Beneath the price action, U.S. institutional appetite has evaporated. The Coinbase Bitcoin Premium Index has been negative for 60 consecutive days, a record streak that dwarfs the previous 40-day peak earlier this year. A prolonged negative premium historically signals weak American institutional buying.
Spot bitcoin ETFs are failing to compensate for this hesitancy. While U.S. funds saw $79.15 million in net inflows on July 16, the market is still struggling to offset a $424 million outflow from earlier in the week. Research firm BRN noted that the ETF wrapper, designed to ease institutional access, has become a source of mechanical supply when flows reverse.
The strain is visible in corporate crypto treasuries. Strategy, which holds roughly 4% of bitcoin's maximum supply, saw its common stock fall 3.5% and its preferred STRC shares drop to $85.4 against a $100 par value. Simon-Peter Massabni of XS.com noted this discount signals caution regarding the company's funding model, making Strategy's balance sheet "load-bearing" for the broader coin.
Macroeconomic and geopolitical headwinds are compounding the tech-driven sell-off. Ongoing tensions in the Strait of Hormuz and the Red Sea have kept energy inflation risks elevated. According to Massabni, the CME FedWatch Tool currently prices a 30% chance of a 50-basis-point rate hike before year-end, pressuring risk assets.
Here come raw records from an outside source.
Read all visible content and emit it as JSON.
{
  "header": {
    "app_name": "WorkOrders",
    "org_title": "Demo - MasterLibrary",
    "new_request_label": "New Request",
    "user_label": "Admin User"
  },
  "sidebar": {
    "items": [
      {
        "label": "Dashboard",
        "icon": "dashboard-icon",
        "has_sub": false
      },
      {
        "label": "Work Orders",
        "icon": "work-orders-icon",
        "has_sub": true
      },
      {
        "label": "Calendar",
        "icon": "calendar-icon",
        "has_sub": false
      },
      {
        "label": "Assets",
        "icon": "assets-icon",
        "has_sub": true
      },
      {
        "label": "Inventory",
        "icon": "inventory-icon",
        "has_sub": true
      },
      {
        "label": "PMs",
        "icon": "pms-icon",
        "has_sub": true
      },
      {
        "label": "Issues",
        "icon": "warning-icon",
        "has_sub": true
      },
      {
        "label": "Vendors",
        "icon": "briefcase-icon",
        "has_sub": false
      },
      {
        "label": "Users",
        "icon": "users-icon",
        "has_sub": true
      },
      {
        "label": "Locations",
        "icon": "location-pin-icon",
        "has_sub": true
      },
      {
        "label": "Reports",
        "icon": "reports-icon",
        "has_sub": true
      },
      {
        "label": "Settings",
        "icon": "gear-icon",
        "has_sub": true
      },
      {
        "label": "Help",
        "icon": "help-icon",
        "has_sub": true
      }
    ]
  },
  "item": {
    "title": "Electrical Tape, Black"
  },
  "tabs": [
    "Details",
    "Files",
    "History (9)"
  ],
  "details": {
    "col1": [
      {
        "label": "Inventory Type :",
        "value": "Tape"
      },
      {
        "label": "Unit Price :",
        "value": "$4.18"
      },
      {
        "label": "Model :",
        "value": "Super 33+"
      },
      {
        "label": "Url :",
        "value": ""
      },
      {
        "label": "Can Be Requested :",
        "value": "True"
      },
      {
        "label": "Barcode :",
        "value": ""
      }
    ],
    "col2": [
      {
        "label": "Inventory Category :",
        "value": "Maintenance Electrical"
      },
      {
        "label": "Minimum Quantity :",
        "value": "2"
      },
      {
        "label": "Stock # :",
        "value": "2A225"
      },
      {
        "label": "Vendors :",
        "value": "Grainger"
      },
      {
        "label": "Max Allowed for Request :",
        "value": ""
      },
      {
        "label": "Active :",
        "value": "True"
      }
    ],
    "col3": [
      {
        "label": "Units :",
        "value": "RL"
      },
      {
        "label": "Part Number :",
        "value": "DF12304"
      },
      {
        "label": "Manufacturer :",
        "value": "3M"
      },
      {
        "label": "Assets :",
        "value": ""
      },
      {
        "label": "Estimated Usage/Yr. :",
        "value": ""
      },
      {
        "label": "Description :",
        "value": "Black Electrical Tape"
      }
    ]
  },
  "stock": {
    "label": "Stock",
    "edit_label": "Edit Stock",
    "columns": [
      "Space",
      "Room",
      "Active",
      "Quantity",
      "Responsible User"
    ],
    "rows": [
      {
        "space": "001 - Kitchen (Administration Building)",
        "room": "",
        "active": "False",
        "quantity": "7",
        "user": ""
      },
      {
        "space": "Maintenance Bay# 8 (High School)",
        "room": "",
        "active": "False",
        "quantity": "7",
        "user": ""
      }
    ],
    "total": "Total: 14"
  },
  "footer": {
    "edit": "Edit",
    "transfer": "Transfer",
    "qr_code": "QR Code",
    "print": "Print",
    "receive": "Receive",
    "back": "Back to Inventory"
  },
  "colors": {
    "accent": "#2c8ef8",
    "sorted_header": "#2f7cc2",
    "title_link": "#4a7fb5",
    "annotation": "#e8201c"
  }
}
Short-term price discovery is happening outside the spot market. Diana Pires of sFOX noted that perpetual swaps run three to four times the size of spot volume. Despite the current deleveraging, Pires views the range as a "compelling entry point" with "meaningful support around $55,000," characterizing the divergence from equities as a "positioning-and-liquidity story rather than a fundamentals story."